Pero nada podía ya salvarle; la gente pasaba por su lado sin verle. ¿Y si
intentara explicarle a alguien el arte del ayuno? A quien no lo siente, no es
posible hacérselo comprender.
Los más hermosos
rótulos llegaron a ponerse sucios e ilegibles, fueron arrancados, y a nadie se
le ocurrió renovarlos. La tablilla con el número de los días transcurridos
desde que había comenzado el ayuno, que en los primeros tiempos era
cuidadosamente mudada todos los días, hacía ya mucho tiempo que era la misma,
pues al cabo de algunas semanas este pequeño trabajo habíase hecho desagradable
para el personal; y de este modo, cierto que el ayunador continuó ayunando,
como siempre había anhelado, y que lo hacía sin molestia, tal como en otro
tiempo lo había anunciado; pero nadie contaba ya el tiempo que pasaba; nadie,
ni siquiera el mismo ayunador, sabía qué número de días de ayuno llevaba
alcanzados, y su corazón sé llenaba de melancolía. Y así, cierta vez, durante
aquel tiempo, en que un ocioso se detuvo ante su jaula y se rió del viejo
número de días consignado en la tablilla, pareciéndole imposible, y habló de
engañifa y de estafa, fue ésta la más estúpida mentira que pudieron inventar la
indiferencia y la malicia innata, pues no era el ayunador quien engañaba: él
trabajaba honradamente, pero era el mundo quien se engañaba en cuanto a sus
merecimientos.
*
Volvieron a
pasar muchos días, pero llegó uno en que también aquello tuvo su fin. Cierta
vez, un inspector se fijó en la jaula y preguntó a los criados por qué dejaban
sin aprovechar aquella jaula tan utilizable que sólo contenía un podrido montón
de paja. Todos lo ignoraban, hasta que, por fin, uno, al ver la tablilla del
número de días, se acordó del ayunador.
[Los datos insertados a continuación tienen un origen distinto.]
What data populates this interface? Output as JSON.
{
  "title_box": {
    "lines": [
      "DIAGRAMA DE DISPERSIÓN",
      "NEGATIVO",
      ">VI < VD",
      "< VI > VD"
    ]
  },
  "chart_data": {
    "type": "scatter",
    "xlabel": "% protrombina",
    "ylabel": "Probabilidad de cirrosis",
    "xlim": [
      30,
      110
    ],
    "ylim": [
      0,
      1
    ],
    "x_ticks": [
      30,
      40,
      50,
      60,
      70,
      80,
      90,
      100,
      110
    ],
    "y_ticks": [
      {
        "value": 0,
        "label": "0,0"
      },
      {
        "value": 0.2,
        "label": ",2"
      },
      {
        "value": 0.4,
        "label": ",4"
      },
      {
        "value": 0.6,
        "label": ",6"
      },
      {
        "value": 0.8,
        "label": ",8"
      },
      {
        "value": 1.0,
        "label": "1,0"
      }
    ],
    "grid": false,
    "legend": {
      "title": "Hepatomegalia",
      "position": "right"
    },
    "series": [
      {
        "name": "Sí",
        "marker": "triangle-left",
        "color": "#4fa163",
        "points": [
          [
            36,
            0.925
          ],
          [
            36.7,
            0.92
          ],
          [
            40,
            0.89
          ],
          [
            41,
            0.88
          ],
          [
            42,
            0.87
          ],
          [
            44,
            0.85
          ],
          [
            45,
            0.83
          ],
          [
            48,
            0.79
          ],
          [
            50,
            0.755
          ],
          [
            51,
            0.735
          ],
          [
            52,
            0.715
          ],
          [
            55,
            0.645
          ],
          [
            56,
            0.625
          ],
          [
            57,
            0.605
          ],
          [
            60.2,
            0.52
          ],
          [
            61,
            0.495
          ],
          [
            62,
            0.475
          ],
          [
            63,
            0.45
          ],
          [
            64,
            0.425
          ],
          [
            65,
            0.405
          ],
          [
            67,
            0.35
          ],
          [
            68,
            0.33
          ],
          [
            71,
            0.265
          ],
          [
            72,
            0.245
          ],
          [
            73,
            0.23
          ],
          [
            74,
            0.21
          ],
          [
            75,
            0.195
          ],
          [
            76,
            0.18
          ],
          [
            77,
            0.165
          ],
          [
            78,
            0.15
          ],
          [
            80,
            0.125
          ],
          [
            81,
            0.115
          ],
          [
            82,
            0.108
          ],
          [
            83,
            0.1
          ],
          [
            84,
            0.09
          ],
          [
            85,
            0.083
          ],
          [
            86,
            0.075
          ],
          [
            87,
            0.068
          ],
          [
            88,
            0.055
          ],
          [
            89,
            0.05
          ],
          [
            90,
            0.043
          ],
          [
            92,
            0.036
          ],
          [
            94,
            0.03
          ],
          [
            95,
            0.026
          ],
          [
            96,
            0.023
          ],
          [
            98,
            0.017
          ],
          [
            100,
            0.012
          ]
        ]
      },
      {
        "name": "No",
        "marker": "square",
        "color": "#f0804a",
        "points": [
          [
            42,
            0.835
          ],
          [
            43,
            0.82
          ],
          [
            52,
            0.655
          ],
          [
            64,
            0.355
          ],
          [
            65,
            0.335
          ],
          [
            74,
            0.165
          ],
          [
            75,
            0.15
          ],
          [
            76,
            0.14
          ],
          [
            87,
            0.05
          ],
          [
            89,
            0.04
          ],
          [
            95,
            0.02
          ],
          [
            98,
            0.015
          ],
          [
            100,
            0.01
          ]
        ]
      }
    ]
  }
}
Removieron con horcas la paja, y en
medio de ella hallaron al ayunador.
—¿Ayunas
todavía? —preguntole el inspector—. ¿Cuándo vas a cesar de una vez?
—Perdónenme
todos —musitó el ayunador, pero sólo lo comprendió el inspector, que tenía el
oído pegado a la reja.
—Sin duda —dijo
el inspector, poniéndose el índice en la sien para indicar con ello al personal
el estado mental del ayunador—, todos te perdonamos.
—Había deseado
toda la vida que admiraran mi resistencia al hambre —dijo el ayunador.
—Y la admiramos —repúsole
el inspector.
—Pero no
deberían admirarla —dijo el ayunador.
—Bueno, pues
entonces no la admiraremos —dijo el inspector—; pero ¿por qué no debemos
admirarte?
—Porque me es
forzoso ayunar, no puedo evitarlo —dijo el ayunador.
—Eso ya se ve —dijo
el inspector—; pero ¿por qué no puedes evitarlo?
—Porque —dijo el
artista del hambre levantando un poco la cabeza y hablando en la misma oreja
del inspector para que no se perdieran sus palabras, con labios alargados como
si fuera a dar un beso—, porque no pude encontrar comida que me gustara. Si la
hubiera encontrado, puedes creerlo, no habría hecho ningún cumplido y me habría
hartado como tú y como todos.
Estas fueron sus
últimas palabras, pero todavía, en sus ojos quebrados, mostrábase la firme
convicción, aunque ya no orgullosa, de que seguiría ayunando.
—¡Limpien aquí! —ordenó
el inspector, y enterraron al ayunador junto con la paja. Mas en la jaula
pusieron una pantera joven. Era un gran placer, hasta para el más obtuso de
sentidos, ver en aquella jaula, tanto tiempo vacía, la hermosa fiera que se
revolcaba y daba saltos. Nada le faltaba. La comida que le gustaba traíansela
sin largas cavilaciones sus guardianes. Ni siquiera parecía añorar la libertad.
Aquel noble cuerpo, provisto de todo lo necesario para desgarrar lo que se le
pusiera por delante, parecía llevar consigo la propia libertad; parecía estar
escondida en cualquier rincón de su dentadura. Y la alegría de vivir brotaba
con tan fuerte ardor de sus fauces, que no les era fácil a los espectadores
poder hacerle frente. Pero se sobreponían a su temor, se apretaban contra la
jaula y en modo alguno querían apartarse de allí.
(Revista de Occidente, tomo XVI, abril-mayo-junio de 1927, nº XLVII, págs. 204-219).